Viele Menschen leiden unter chronischen oder wiederkehrenden Arten von Verspannungen, Kopfschmerzen und Nackenschmerzen. In den seltensten Fällen liegt eine Gelenksblockierung vor oder eine schwerwiegende Erkrankungen, sondern es sind muskuläre und bindegewebige, fasziale Veränderungen die den Blutfluss einschränken und so einen ischämischen Schmerz (Schmerz durch Minderdurchblutung) verursachen. Einen Schmerz durch Minderdurchblutung der Muskelpartien selbst, aber auch eine Minderdurchblutung von Nerven (welche besonders schmerzhaft ist wie auch der Hirnhäute (nicht des Gehirns selbst). Oft löst eine verspannte Nackenmuskulatur einen stechenden Schmerz der bis hinters Auge zieht aus. Dies bezeichnet man als Spannungskopfschmerz. Dem Schmerz begünstigend wirken langanhaltende oder wiederholende Tätigkeiten. Desweiteren ist chronischer Stress ein Hauptauslöser.
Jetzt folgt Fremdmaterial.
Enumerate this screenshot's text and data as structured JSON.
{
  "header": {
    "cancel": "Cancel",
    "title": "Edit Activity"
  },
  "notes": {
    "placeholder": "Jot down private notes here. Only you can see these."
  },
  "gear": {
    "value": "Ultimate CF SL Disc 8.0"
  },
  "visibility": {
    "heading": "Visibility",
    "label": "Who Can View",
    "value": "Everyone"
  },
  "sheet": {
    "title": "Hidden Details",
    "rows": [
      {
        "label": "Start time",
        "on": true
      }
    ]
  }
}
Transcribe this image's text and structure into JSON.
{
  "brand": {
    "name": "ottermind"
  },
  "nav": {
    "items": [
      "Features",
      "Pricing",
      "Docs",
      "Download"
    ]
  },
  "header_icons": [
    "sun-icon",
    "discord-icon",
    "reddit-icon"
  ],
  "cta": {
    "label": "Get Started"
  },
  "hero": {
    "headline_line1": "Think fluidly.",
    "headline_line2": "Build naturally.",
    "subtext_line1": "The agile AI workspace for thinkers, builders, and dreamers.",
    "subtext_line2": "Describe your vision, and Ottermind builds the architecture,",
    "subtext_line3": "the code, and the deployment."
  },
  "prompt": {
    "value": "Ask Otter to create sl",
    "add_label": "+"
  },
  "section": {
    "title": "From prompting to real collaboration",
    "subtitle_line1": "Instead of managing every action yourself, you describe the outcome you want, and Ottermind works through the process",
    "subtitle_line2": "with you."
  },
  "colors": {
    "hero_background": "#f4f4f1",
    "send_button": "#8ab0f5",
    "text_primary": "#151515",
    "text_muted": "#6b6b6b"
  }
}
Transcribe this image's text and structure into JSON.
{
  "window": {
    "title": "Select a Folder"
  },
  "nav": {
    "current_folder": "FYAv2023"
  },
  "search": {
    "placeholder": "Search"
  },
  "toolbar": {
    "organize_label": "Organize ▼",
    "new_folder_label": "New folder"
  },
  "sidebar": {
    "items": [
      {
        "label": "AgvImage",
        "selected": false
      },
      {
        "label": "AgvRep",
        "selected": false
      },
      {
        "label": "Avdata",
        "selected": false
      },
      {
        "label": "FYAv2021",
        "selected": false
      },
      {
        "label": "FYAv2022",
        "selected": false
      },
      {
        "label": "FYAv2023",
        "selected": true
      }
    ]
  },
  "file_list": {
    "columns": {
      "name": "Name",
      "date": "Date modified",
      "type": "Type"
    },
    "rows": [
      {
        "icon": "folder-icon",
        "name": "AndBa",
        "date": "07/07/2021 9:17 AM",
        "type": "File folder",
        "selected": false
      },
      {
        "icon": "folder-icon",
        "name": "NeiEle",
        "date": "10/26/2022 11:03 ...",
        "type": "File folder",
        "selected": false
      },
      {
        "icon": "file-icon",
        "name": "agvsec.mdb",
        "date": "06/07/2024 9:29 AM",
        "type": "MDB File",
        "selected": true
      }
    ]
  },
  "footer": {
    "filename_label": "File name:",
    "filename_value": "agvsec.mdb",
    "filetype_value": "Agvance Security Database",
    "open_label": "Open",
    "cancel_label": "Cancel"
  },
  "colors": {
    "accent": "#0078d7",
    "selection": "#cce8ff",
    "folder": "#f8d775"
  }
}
Eine manuelle Behandlung von Spannungskopfschmerzen an ihren Entstehungspunkten können Schmerzen lindern, vorbeugen oder im besten Falle auflösen.​

Migräne ist vom Spannungskopfschmerz zu unterscheiden. Sie zeichnet sich meist durch einen einseitigen pulsierenden Kopfschmerz der auch mit Übelkeit und Lichtempfindlichkeit einhergeht. Die genauen Entstehungsmechanismen der Migräne sind noch nicht abschliessend geklärt, als sicher gilt aber dass auch sie mit Nackenschmerzen korrelieren. Im Anfangsstadium einer Migräne kann eine manuelle Behandlung mindestens unterstützend wirken. 

Von beiden Arten ist abzugrenzen der zervikogene Kopfschmerz dem zumeist ein Trauma in der Halswirbelsäule hervorgeht. Es muss zunächst ärztlich abgeklärt werden ob eine manuelle Behandlung sinnvoll ist.